“We’ve got the jazz stars of tomorrow,” boasted T.S. Monk (known for the occasion as Thelonious Jr.) at the start of last night’s Thelonious Monk International Jazz Competition finals. Never has that statement rung more true; by the time the evening’s three stellar piano finalists had finished performing at the Kennedy Center’s Eisenhower Theater, it was next to impossible to call a winner.
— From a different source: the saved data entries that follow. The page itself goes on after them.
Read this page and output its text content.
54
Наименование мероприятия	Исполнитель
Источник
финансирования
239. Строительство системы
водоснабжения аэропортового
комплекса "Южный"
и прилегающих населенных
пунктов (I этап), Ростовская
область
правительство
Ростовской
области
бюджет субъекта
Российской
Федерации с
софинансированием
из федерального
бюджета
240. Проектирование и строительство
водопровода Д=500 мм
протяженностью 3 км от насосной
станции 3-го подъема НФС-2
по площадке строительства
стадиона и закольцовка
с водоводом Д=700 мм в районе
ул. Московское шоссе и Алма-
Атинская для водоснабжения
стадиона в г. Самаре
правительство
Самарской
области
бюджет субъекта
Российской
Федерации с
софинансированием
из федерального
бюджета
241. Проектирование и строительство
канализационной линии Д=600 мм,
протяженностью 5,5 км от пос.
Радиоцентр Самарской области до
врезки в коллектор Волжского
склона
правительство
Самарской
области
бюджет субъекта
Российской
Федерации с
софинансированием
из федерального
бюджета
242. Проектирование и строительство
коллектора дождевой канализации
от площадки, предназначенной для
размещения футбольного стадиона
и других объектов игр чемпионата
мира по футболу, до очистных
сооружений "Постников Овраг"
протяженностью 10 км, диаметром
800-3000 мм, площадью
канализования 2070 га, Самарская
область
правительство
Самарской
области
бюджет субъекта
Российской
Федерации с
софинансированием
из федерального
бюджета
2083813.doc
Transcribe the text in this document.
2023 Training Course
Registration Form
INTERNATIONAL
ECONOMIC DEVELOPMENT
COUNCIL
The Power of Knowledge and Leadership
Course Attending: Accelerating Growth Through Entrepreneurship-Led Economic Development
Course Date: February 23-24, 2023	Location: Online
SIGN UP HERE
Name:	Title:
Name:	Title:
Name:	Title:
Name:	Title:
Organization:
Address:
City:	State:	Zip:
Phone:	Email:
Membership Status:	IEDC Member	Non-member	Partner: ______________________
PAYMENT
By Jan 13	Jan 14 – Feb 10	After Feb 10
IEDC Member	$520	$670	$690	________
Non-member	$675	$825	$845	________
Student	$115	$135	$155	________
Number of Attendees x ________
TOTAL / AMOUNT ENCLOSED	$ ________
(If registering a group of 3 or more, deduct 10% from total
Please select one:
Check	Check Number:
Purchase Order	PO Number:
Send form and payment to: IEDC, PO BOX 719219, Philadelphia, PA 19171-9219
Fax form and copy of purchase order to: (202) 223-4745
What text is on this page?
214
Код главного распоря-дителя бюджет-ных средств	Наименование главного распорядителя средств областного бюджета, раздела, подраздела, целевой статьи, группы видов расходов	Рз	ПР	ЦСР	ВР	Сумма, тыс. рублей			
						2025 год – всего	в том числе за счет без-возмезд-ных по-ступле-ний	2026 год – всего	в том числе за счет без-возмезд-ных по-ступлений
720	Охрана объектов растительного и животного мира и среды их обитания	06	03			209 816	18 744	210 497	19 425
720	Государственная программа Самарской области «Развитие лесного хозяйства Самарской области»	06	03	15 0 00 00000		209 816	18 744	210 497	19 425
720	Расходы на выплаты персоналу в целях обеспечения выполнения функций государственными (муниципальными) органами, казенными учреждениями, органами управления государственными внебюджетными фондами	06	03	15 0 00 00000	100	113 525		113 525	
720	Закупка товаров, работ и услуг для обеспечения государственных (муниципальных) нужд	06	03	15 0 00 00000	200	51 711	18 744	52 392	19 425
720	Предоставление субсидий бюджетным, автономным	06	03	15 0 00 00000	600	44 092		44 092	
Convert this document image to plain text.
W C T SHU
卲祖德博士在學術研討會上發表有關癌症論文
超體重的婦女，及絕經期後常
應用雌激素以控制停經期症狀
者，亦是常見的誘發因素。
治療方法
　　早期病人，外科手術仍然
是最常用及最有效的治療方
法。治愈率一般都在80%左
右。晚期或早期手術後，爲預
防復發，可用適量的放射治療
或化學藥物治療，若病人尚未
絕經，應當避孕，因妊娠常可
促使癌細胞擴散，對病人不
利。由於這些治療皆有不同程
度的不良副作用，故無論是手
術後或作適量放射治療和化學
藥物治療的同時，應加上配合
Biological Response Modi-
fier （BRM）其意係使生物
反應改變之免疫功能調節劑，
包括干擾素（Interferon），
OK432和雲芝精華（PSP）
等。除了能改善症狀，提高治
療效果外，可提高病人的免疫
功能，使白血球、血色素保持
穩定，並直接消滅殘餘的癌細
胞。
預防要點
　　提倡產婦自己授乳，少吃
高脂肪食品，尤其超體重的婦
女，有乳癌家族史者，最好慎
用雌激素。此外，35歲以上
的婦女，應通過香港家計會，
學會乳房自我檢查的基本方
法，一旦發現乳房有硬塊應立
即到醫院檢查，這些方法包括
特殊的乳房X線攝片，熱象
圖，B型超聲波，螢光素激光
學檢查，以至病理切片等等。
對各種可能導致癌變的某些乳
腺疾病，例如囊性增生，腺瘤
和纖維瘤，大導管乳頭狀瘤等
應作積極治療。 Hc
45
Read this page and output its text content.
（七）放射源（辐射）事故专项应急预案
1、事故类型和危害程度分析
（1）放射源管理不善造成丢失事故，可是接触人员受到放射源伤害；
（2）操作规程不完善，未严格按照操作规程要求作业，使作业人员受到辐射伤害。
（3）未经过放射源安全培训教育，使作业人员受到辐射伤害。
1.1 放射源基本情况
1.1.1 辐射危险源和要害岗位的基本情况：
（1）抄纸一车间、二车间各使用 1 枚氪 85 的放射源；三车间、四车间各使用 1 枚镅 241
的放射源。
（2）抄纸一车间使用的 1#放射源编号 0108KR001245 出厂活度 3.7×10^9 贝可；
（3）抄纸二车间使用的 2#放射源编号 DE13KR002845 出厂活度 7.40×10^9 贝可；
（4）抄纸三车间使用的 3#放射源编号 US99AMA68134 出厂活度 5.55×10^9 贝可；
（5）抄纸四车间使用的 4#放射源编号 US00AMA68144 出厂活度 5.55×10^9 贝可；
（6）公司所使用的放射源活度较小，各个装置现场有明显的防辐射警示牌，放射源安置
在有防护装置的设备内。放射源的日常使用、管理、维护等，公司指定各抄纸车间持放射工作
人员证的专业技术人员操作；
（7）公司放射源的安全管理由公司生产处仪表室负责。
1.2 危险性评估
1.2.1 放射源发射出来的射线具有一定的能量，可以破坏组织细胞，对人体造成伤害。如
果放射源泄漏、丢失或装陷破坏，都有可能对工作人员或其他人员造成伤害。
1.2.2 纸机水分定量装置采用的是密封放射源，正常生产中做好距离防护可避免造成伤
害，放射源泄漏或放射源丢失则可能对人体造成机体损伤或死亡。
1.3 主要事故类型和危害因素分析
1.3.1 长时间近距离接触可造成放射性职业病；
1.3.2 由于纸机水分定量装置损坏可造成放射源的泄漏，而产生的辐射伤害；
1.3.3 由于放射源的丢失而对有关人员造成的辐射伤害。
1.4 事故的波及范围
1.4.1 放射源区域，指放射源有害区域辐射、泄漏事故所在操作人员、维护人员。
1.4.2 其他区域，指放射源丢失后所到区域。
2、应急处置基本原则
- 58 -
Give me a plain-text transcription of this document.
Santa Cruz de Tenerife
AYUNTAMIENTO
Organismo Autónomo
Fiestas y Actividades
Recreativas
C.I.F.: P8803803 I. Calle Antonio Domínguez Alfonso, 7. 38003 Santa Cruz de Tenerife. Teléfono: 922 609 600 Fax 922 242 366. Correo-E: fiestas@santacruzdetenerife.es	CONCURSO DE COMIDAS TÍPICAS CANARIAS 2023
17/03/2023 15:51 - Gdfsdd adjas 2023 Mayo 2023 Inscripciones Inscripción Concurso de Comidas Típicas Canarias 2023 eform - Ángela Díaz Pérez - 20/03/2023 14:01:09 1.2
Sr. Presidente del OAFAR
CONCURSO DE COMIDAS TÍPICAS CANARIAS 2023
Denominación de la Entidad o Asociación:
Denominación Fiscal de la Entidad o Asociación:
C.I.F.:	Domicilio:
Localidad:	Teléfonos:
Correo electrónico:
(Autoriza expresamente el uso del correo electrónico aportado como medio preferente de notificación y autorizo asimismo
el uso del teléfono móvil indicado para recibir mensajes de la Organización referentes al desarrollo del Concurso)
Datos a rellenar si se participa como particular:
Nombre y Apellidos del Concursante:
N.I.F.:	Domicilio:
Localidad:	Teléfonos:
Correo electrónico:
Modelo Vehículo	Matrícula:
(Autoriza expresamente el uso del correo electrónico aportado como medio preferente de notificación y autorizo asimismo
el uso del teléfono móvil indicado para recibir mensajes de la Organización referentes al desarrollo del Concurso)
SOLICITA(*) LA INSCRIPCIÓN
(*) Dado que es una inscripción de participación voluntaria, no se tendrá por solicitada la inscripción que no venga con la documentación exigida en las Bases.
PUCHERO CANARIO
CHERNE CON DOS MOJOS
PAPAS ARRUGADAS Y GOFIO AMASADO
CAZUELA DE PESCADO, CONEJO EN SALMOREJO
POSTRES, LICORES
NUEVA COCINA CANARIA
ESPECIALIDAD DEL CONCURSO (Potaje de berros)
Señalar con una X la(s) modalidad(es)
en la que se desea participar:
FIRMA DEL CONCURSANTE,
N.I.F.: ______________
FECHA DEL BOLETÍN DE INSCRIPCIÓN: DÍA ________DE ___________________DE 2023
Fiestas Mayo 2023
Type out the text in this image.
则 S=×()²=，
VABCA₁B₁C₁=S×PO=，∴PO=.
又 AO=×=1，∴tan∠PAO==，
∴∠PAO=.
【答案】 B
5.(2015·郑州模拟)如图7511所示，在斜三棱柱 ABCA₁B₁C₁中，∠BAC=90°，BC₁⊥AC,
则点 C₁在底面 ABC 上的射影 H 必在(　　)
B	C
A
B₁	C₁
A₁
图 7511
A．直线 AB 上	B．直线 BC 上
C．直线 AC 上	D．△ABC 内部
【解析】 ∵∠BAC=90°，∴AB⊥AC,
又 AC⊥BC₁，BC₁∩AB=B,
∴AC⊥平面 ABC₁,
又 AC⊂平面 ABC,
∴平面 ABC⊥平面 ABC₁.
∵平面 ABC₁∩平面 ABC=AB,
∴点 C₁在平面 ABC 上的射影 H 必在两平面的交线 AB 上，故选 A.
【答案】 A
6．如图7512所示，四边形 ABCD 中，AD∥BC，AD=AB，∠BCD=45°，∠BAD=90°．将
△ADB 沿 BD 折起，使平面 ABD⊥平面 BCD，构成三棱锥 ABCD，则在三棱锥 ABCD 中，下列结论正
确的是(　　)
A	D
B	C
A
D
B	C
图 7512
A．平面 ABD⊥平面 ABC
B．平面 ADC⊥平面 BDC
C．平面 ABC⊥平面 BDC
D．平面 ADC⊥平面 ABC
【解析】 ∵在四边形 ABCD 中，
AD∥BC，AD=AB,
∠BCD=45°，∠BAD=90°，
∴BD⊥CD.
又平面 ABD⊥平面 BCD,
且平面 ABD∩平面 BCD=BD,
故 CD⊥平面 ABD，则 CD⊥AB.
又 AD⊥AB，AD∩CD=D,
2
Still, if you’d asked in a pinch, this writer would have chosen 22-year-old Los Angeleno Kris Bowers, who displayed just the right combination of chops, taste, discipline, and flash (and a pretty fair grasp of Monkisms on “Blue Monk”). He’d done the same at the previous day’s semifinals, and thrown in astonishing blues licks to boot. In the final, however, he one-upped himself, contributing the competition’s only genuinely moving performance in his sensitive reading of “The Summer Knows.”
The judges (pianists Herbie Hancock, Ellis Marsalis, Jason Moran, Danilo Perez, and Renee Rosnes) apparently agreed. Bowers, currently a Masters of Music student at Juilliard, won the world’s most prestigious jazz competition last night, and along with it a $25,000 scholarship and a recording contract with Concord Music Group.
Joshua White, from El Cajon, Calif., took second place honors, and University of Miami student Emmet Cohen came in third. This was a bit of a surprise: White, whom NYT’s Ben Ratliff accurately describes as “one of the competition’s most memorable musicians,” had performed his two songs in layers of knotty chords and suddenly broke free in the midst of the first. It was a risky move—-and it clearly cost him when the competition’s house drummer, Carl Allen, got lost. This writer was expecting White to take third as a result; likely, though, the judges were impressed with his chance-taking, a vital component of any jazz musician worth his salt. Cohen, however, did quite well, even if his playing was comparatively safe.
Oh, yeah. It was also the Monk Competition’s 25th anniversary, giving rise to a mammoth concert celebration with a tremendous cast of jazz stars. Included was a duet performance with Hancock and soprano saxophonist Wayne Shorter (who was not having a good night—-“So sharp he was flat,” said one observer); a Chaka Khan-led funk version of “A Night in Tunisia”; a magnificent ensemble performance of Shorter’s “Footprints” with the great Gretchen Parlato on vocal; a medley of Monk tunes; and, as the centerpiece, a tribute to Aretha Franklin sung by Khan, Dianne Reeves, Dee Dee Bridgewater, Kurt Elling, Jane Monheit, and Jennifer Hudson. Franklin herself followed with a radiant performance of the jazz standard “Moody’s Mood for Love.” All of which was excellent, but it was the stars of tomorrow who made the evening.